Diversification : investment funds invest in a broad range of assets, which may include a number of companies, bonds or commodities depending upon the fund objective. Most funds have access to a minimum of 20 different securities. This helps to lower investment risk. For example, if one of the fund’s holdings is not performing positively, the overall fund could still generate positive returns.

Economies of scale: the fund manager has the ability to buy assets which investors individually could not afford. The fund manager, by virtue of being able to place large orders, has greater purchasing power to negotiate the best possible terms when buying assets. Fund managers buy and sell investments in large quantities and any associated costs are shared by all the investors in the fund.

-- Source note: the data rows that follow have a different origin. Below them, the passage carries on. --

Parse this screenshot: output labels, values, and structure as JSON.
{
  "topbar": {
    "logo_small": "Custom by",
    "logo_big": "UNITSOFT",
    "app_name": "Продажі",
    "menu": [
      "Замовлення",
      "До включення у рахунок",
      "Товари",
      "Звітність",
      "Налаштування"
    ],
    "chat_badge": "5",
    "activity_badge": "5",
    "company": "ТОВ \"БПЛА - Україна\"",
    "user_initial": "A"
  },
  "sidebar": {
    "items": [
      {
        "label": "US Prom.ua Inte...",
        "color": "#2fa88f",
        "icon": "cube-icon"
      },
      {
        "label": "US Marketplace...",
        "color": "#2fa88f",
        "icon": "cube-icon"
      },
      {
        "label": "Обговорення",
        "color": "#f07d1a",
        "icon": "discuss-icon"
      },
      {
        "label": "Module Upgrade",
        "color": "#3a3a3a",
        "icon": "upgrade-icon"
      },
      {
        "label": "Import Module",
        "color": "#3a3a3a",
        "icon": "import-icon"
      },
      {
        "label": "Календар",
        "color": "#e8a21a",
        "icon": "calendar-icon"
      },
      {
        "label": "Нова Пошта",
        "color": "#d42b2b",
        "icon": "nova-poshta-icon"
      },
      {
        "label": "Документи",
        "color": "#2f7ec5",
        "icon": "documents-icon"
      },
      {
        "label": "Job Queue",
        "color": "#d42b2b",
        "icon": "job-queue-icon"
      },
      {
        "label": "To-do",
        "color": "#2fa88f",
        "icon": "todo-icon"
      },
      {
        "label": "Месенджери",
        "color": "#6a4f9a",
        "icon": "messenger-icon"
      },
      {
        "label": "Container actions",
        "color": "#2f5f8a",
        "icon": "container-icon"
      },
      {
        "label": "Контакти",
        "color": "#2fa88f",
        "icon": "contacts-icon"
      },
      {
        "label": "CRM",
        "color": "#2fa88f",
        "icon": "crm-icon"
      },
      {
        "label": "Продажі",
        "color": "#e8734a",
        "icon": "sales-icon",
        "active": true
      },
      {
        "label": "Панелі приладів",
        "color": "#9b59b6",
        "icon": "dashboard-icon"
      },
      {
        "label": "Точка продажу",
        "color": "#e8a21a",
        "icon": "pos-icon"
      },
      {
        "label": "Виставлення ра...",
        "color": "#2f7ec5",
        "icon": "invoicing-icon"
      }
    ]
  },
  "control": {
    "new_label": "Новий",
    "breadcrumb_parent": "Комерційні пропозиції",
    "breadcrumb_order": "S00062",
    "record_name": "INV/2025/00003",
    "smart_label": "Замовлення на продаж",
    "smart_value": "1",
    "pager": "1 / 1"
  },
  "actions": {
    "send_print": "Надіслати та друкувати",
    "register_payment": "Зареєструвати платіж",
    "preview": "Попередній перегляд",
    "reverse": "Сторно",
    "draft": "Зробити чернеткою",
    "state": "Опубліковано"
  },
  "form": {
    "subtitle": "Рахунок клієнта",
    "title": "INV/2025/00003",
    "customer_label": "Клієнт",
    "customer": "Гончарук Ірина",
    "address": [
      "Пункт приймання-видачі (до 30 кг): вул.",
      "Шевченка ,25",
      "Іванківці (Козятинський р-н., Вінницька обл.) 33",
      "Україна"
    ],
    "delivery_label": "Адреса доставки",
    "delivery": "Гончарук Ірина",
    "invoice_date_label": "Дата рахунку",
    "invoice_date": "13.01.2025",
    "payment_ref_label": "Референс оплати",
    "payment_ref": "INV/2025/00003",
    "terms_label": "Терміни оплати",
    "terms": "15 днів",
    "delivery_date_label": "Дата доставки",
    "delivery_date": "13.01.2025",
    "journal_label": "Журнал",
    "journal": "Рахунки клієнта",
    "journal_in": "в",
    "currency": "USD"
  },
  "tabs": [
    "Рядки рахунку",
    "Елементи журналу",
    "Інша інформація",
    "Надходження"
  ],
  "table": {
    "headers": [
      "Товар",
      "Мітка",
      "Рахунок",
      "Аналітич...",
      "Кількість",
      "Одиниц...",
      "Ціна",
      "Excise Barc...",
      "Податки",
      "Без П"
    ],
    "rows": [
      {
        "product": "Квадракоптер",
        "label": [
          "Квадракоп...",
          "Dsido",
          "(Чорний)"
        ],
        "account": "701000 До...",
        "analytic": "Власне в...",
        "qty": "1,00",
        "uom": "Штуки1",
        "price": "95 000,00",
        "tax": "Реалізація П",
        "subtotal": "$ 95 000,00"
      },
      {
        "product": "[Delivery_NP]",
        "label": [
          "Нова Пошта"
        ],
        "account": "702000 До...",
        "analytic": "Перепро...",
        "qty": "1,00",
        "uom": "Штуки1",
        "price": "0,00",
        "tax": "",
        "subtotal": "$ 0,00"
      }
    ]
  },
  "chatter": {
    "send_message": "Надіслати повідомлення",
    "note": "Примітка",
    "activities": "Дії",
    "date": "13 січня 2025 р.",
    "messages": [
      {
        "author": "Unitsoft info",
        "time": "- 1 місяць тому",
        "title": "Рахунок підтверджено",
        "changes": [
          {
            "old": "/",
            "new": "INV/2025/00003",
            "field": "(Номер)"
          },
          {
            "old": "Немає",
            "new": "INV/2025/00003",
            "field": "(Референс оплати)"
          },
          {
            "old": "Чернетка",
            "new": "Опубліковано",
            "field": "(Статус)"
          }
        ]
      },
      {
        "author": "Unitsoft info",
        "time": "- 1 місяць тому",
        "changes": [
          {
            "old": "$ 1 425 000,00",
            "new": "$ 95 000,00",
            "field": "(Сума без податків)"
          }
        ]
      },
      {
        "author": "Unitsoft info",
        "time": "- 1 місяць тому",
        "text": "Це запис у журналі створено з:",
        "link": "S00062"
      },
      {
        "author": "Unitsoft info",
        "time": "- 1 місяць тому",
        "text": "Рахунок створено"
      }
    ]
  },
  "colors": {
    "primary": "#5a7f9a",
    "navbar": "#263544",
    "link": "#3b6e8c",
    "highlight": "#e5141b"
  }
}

Access to foreign markets: fund managers are able to access shares on foreign stocks markets which may not be accessible to individual investors.

How do I choose a suitable investment fund(s)?

It is reasonable that you should, at the very beginning, identify your own financial goals, be it planning for children's education or retirement life. After defining the financial goals, you need to plan for them in an organised manner and look at investments that help achieve these goals. Investment funds vary in their investment objectives, thus providing you with the flexibility to create an investment plan based on your individual financial goals. In general, growth investments such as equity funds and stocks may be a good choice for funding needs that are five years or more away, income funds to meet medium-term needs and liquid funds for short-term requirements.

What is the difference between income and accumulations units/shares?

Many funds offer investors a choice of either income or accumulation units The income units pay out any income generated by the fund (such as dividends from shares or coupons from bonds), Accumulation units/shares will instead increase in value if income is generated from the holdings as the income is kept within the fund.

What is a Key Investor Information Document (KIID)?

Each fund will have a Key Investor Information Document (KIID). This is a brief document which tells you about the key features and risks of the fund or ETF that you are investing into.

Do investment funds provide guaranteed return?

No, investment funds do not give any guarantees on the returns. In general, such investments may be suitable for those investing to meet long term investment needs (5 years+) and moreover have the ability and capacity for associated risks. However, suitability of investing in funds will depend on your personal circumstances and needs.